President Carter as his own worst enemy

President Carter is his own worst enemy. He is in trouble right now for three reasons, all of which could have been avoided by competent teamwork around the White House.

First is the damage to himself and to his political prospects caused by mishandling of his relations with his brother, Billy. He should have kept a constant distance between himself and his brother. Billy is an unguided and unguidable missile, any association with which could be damaging. Yet in the anguish of the seizure of the American hostages Mr. Carter, first through his wife and then through his national security adviser Zbigniew Brzezinski, did get himself involved with Billy.

Second is the damage from turning to Libya, through Billy, for help in the hostage matter. The present government of Libya is about as disreputable as a government can be. That it had the ability to be helpful in the matter of the hostages was at best an illusion. Yet the help of Libya was sought in the hostage affair.

Third is the mishandling of the affair of the "open" or "closed" convention. The Carter position is sound on any basis of legality or political propriety. The primary election system has been the dream of all liberal reformers for a half century. The system is meaningless if delegates elected in the primaries to support one candidate then turn around and vote for another. A rule to enforce this is a logical part of the primary system. Opposition to the rule is an attempt to escape from the primary system. The attack on it is coming from the self-styled liberal wing of the Democratic Party which is largely responsible for the system.

Mr. Carter could have avoided this issue by generously and magnanimously waiving the proposed new rule -- if he had done so when the issue first arose. The gesture could have been a bridge to the Kennedy faction in the party. But by waiting until the last week before the convention it became almost unthinkable. To give on the "open" issue at the last moment would be taken as weakness and probably more damaging than to face it out on the basis of logic and power.

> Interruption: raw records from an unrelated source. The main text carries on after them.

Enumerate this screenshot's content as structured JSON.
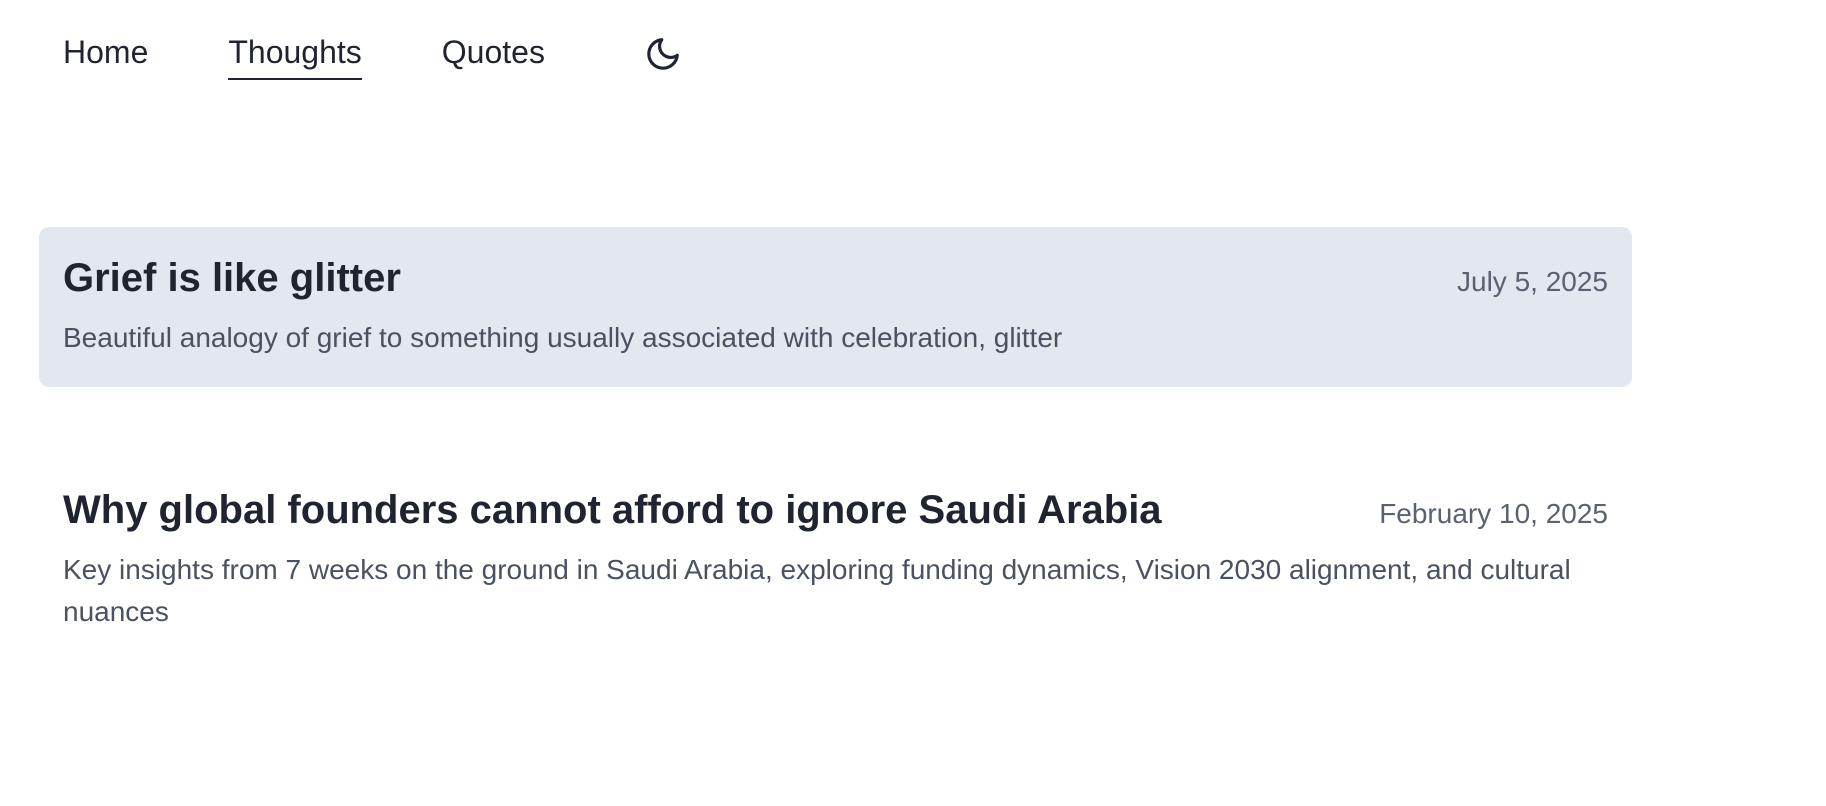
{
  "nav": {
    "home": "Home",
    "thoughts": "Thoughts",
    "quotes": "Quotes",
    "active": "thoughts",
    "theme_toggle_icon": "moon-icon"
  },
  "posts": [
    {
      "title": "Grief is like glitter",
      "date": "July 5, 2025",
      "summary": "Beautiful analogy of grief to something usually associated with celebration, glitter",
      "highlighted": true
    },
    {
      "title": "Why global founders cannot afford to ignore Saudi Arabia",
      "date": "February 10, 2025",
      "summary": "Key insights from 7 weeks on the ground in Saudi Arabia, exploring funding dynamics, Vision 2030 alignment, and cultural nuances",
      "highlighted": false
    }
  ],
  "colors": {
    "text": "#1f2430",
    "muted": "#5a6170",
    "highlight_bg": "#e3e7ef"
  }
}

So the President goes to his party's convention tarnished by an unnecessary association with his wayward brother, tarnished by an unnecessary and foolish association with a disreputable foreign government, and tarnished by finding himself unnecessarily on the unpopular, however logical, side of the "open" versus "closed" convention issue.

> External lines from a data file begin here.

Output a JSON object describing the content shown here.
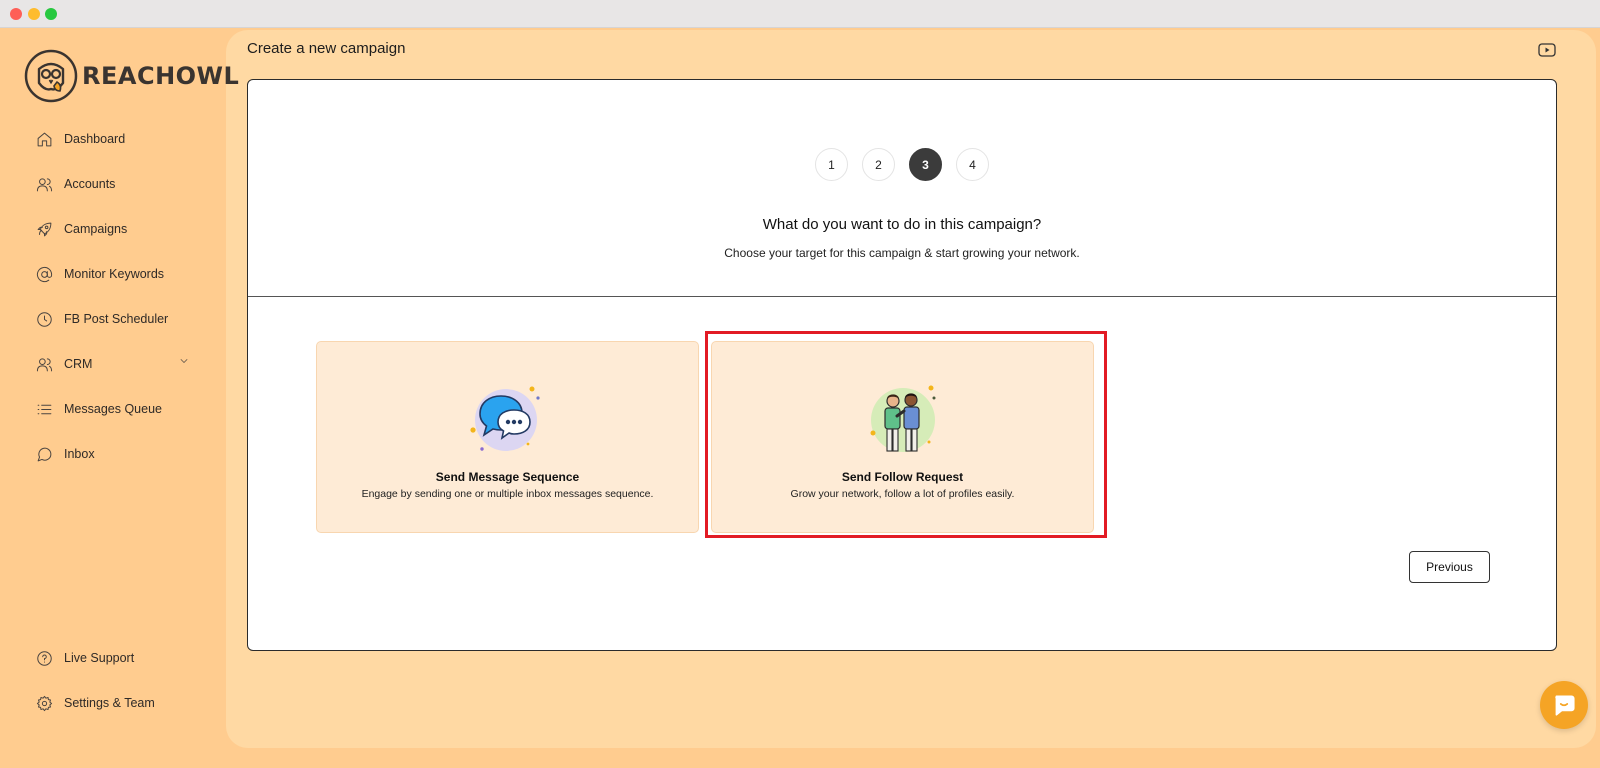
{
  "window": {
    "traffic_lights": [
      "close",
      "minimize",
      "zoom"
    ]
  },
  "brand": {
    "name": "REACHOWL",
    "logo_icon": "owl-icon"
  },
  "sidebar": {
    "items": [
      {
        "label": "Dashboard",
        "icon": "home-icon"
      },
      {
        "label": "Accounts",
        "icon": "users-icon"
      },
      {
        "label": "Campaigns",
        "icon": "rocket-icon"
      },
      {
        "label": "Monitor Keywords",
        "icon": "at-sign-icon"
      },
      {
        "label": "FB Post Scheduler",
        "icon": "clock-icon"
      },
      {
        "label": "CRM",
        "icon": "users-icon",
        "expandable": true
      },
      {
        "label": "Messages Queue",
        "icon": "list-icon"
      },
      {
        "label": "Inbox",
        "icon": "message-circle-icon"
      }
    ],
    "bottom_items": [
      {
        "label": "Live Support",
        "icon": "help-circle-icon"
      },
      {
        "label": "Settings & Team",
        "icon": "settings-icon"
      }
    ]
  },
  "header": {
    "title": "Create a new campaign",
    "video_icon": "youtube-icon"
  },
  "wizard": {
    "steps": [
      "1",
      "2",
      "3",
      "4"
    ],
    "active_step": "3",
    "question": "What do you want to do in this campaign?",
    "subtitle": "Choose your target for this campaign & start growing your network.",
    "options": [
      {
        "title": "Send Message Sequence",
        "description": "Engage by sending one or multiple inbox messages sequence.",
        "icon": "chat-bubbles-icon"
      },
      {
        "title": "Send Follow Request",
        "description": "Grow your network, follow a lot of profiles easily.",
        "icon": "two-people-icon",
        "highlighted": true
      }
    ],
    "previous_label": "Previous"
  },
  "colors": {
    "sidebar_bg": "#ffcc8f",
    "main_bg": "#ffd9a3",
    "option_bg": "#feebd6",
    "highlight": "#e21b24",
    "active_step": "#3b3b3b",
    "chat_button": "#f5a425"
  },
  "chat_widget": {
    "icon": "chat-icon"
  }
}
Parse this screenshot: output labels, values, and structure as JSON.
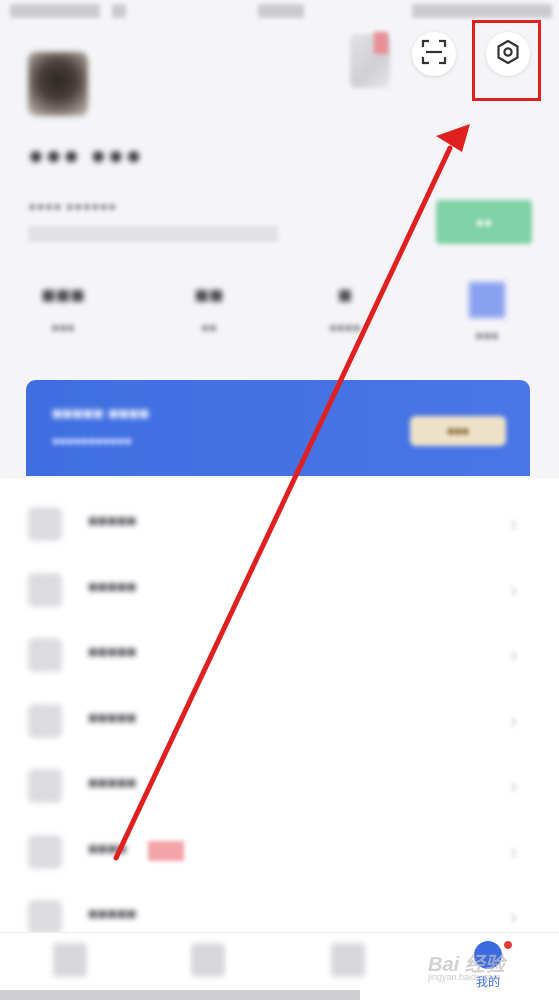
{
  "status_bar": {},
  "header": {
    "scan_icon": "scan-icon",
    "settings_icon": "settings-icon"
  },
  "profile": {
    "name": "●●● ●●●",
    "subtitle": "●●●● ●●●●●●",
    "action_label": "●●"
  },
  "stats": [
    {
      "value": "■■■",
      "label": "■■■"
    },
    {
      "value": "■■",
      "label": "■■"
    },
    {
      "value": "■",
      "label": "■■■■"
    },
    {
      "value": "",
      "label": "■■■"
    }
  ],
  "banner": {
    "title": "■■■■■ ■■■■",
    "subtitle": "■■■■■■■■■■■",
    "button": "■■■"
  },
  "menu": [
    {
      "label": "■■■■■"
    },
    {
      "label": "■■■■■"
    },
    {
      "label": "■■■■■"
    },
    {
      "label": "■■■■■"
    },
    {
      "label": "■■■■■"
    },
    {
      "label": "■■■■"
    },
    {
      "label": "■■■■■"
    }
  ],
  "tabbar": {
    "me_label": "我的"
  },
  "annotation": {
    "color": "#e02020"
  },
  "watermark": {
    "text": "Bai 经验",
    "url": "jingyan.baidu.com"
  },
  "colors": {
    "accent": "#3c6be0",
    "banner": "#4a76e6",
    "green": "#7fd1a6",
    "annotation": "#e02020"
  }
}
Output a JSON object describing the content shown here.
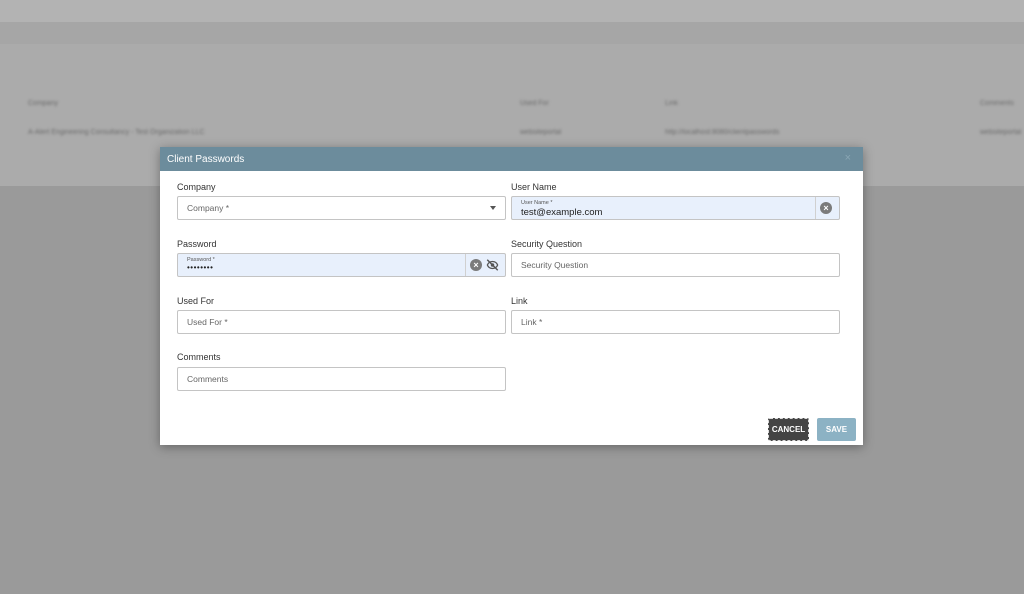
{
  "background": {
    "table_headers": [
      "Company",
      "Used For",
      "Link",
      "Comments"
    ],
    "row": [
      "A-Alert Engineering Consultancy - Test Organization LLC",
      "websiteportal",
      "http://localhost:8080/clientpasswords",
      "websiteportal"
    ]
  },
  "modal": {
    "title": "Client Passwords",
    "close_glyph": "×",
    "fields": {
      "company": {
        "label": "Company",
        "placeholder": "Company *"
      },
      "username": {
        "label": "User Name",
        "floating_label": "User Name *",
        "value": "test@example.com"
      },
      "password": {
        "label": "Password",
        "floating_label": "Password *",
        "value": "••••••••"
      },
      "security_question": {
        "label": "Security Question",
        "placeholder": "Security Question"
      },
      "used_for": {
        "label": "Used For",
        "placeholder": "Used For *"
      },
      "link": {
        "label": "Link",
        "placeholder": "Link *"
      },
      "comments": {
        "label": "Comments",
        "placeholder": "Comments"
      }
    },
    "buttons": {
      "cancel": "CANCEL",
      "save": "SAVE"
    },
    "colors": {
      "header": "#6c8c9c",
      "save": "#8cb2c4",
      "cancel": "#444444",
      "filled": "#e8f0fc"
    },
    "icons": [
      "dropdown-caret-icon",
      "clear-icon",
      "visibility-off-icon"
    ]
  }
}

All of this has handed ammunition to the rivals in his own party, who have seized upon it gleefully and almost savagely. And it is, of course, watched with delight from the ranks of Republicans for whom it is manna from heaven.

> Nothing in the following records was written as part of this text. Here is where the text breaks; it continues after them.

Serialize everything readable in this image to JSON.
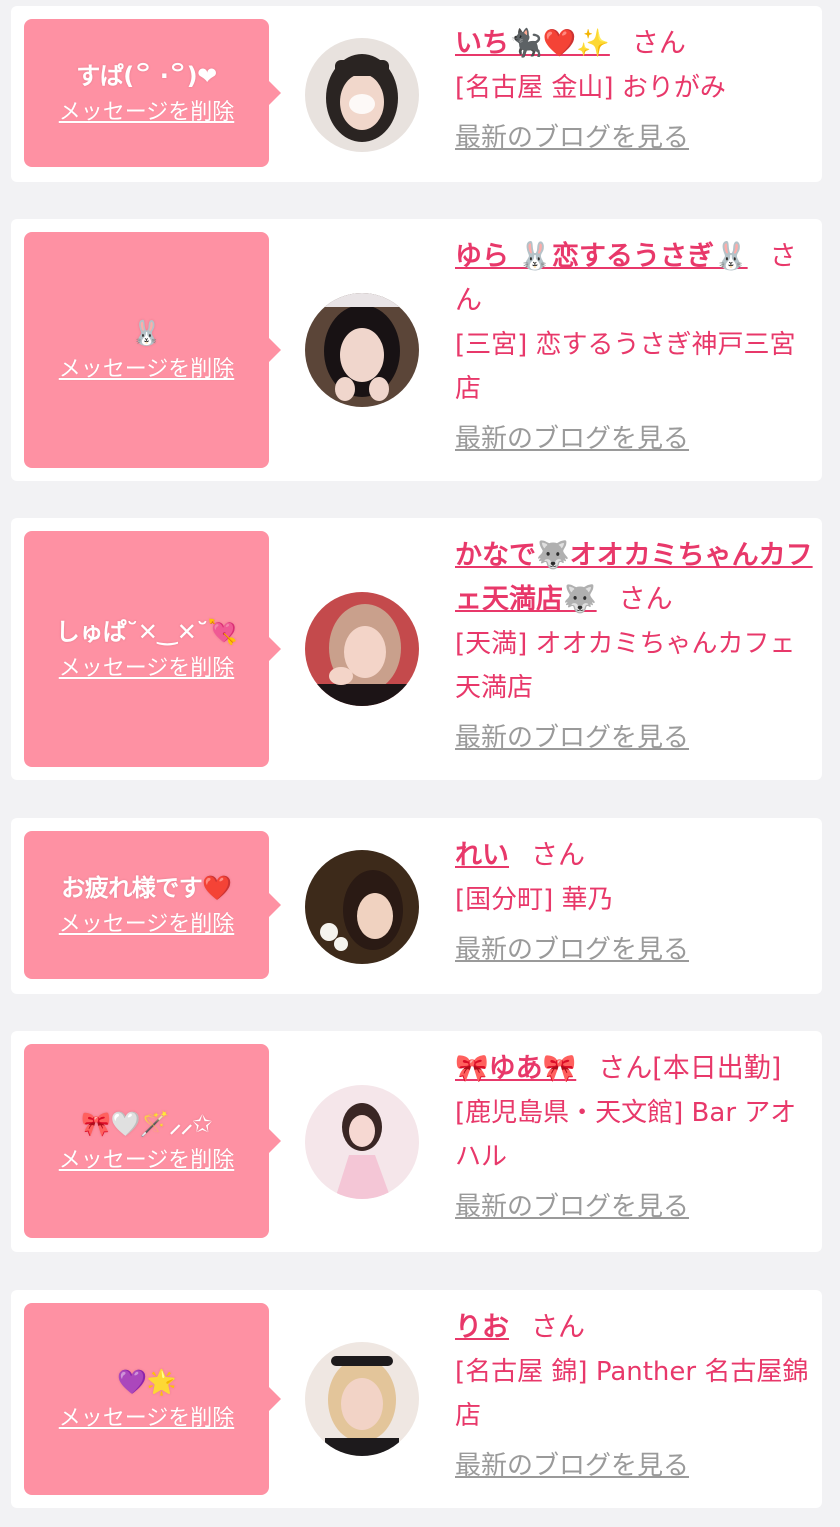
{
  "favorites": {
    "items": [
      {
        "message": "すぱ(꒪ ·꒪)❤",
        "delete_label": "メッセージを削除",
        "girl_name": "いち🐈‍⬛❤️✨",
        "honorific": "さん",
        "badge": "",
        "shop": "[名古屋 金山] おりがみ",
        "blog_link": "最新のブログを見る",
        "avatar_tones": [
          "#e8e2de",
          "#2a2422",
          "#f1d7cb",
          "#ffffff"
        ]
      },
      {
        "message": "🐰",
        "delete_label": "メッセージを削除",
        "girl_name": "ゆら 🐰恋するうさぎ🐰",
        "honorific": "さん",
        "badge": "",
        "shop": "[三宮] 恋するうさぎ神戸三宮店",
        "blog_link": "最新のブログを見る",
        "avatar_tones": [
          "#5b4538",
          "#181214",
          "#f0d6cc",
          "#e9e4e6"
        ]
      },
      {
        "message": "しゅぱ˘✕‿✕˘💘",
        "delete_label": "メッセージを削除",
        "girl_name": "かなで🐺オオカミちゃんカフェ天満店🐺",
        "honorific": "さん",
        "badge": "",
        "shop": "[天満] オオカミちゃんカフェ天満店",
        "blog_link": "最新のブログを見る",
        "avatar_tones": [
          "#c44a4c",
          "#c9a08c",
          "#f3d4c8",
          "#1c1416"
        ]
      },
      {
        "message": "お疲れ様です❤️",
        "delete_label": "メッセージを削除",
        "girl_name": "れい",
        "honorific": "さん",
        "badge": "",
        "shop": "[国分町] 華乃",
        "blog_link": "最新のブログを見る",
        "avatar_tones": [
          "#3d2a1a",
          "#2a1a14",
          "#f0d2c0",
          "#f5f3ee"
        ]
      },
      {
        "message": "🎀🤍🪄⸝⸝✩",
        "delete_label": "メッセージを削除",
        "girl_name": "🎀ゆあ🎀",
        "honorific": "さん",
        "badge": "[本日出勤]",
        "shop": "[鹿児島県・天文館] Bar アオハル",
        "blog_link": "最新のブログを見る",
        "avatar_tones": [
          "#f5e6ea",
          "#3a2624",
          "#f6d8d2",
          "#f4c6d6"
        ]
      },
      {
        "message": "💜🌟",
        "delete_label": "メッセージを削除",
        "girl_name": "りお",
        "honorific": "さん",
        "badge": "",
        "shop": "[名古屋 錦] Panther 名古屋錦店",
        "blog_link": "最新のブログを見る",
        "avatar_tones": [
          "#efe7e2",
          "#1d1a1c",
          "#f2d3c6",
          "#e3c59a"
        ]
      }
    ]
  }
}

It proves what all of us have known for a long time, that the Carter White House is accident-prone from poor teamwork. Good teamwork would have avoided both the use of brother Billy in the hostage affair and the useless recruiting of Libya. It also proves that the Carter White House is poor at damage control. There seems to be an almost incurable tendency to panic and talk too soon.

There was no need to deny any involvement with Billy, and then find that there had been, and to deny any discussion with the Department of Justice about Billy, and then have to admit that there had been such discussion. In good damage control you first determine the place and nature of the damage before applying remedies. The Carter White House has a tendency to deny first, and then look for the facts. It may be human. It is also self-damaging.

However, it is important on the eve of the Democratic convention to note that there is no real connection between these shortcomings at the Carter White House and the attempt to deprive Mr. Carter of the nomination. The Kennedy faction is not trying to spoil the Carter nomination because Mr. Carter runs a sloppy White House. They are trying to spoil it because Mr. Carter has not furthered the desires of those factions in the party which backed George McGovern to disaster in 1972.

Brother Billy, Libya, and the "open convention" issue are merely weapons used by those whose real purpose is to re-radicalize the Democratic Party. Mr. Carter has been a disappointment to the welfare community and to those who want a massive public health system. Organized labor and the black community wish he had done more for them, at the expense of others, than he has done. Most hostile to him of all are the Zionists who have been active in all the "dump Carter" operations.

Mr. Carter has been a moderate President of the center -- which largely explains his low ratings in the opinion polls. But it needs to be borne in mind that popularity and right policies are two different things. The best president is usually the one most willing and able to pursue unpopular causes. Harry Truman was unpopular in his time, usually for doing sound things. We can see it now. Many were blind to it then. Presidents should not be chosen for popularity, nor rejected for unpopularity.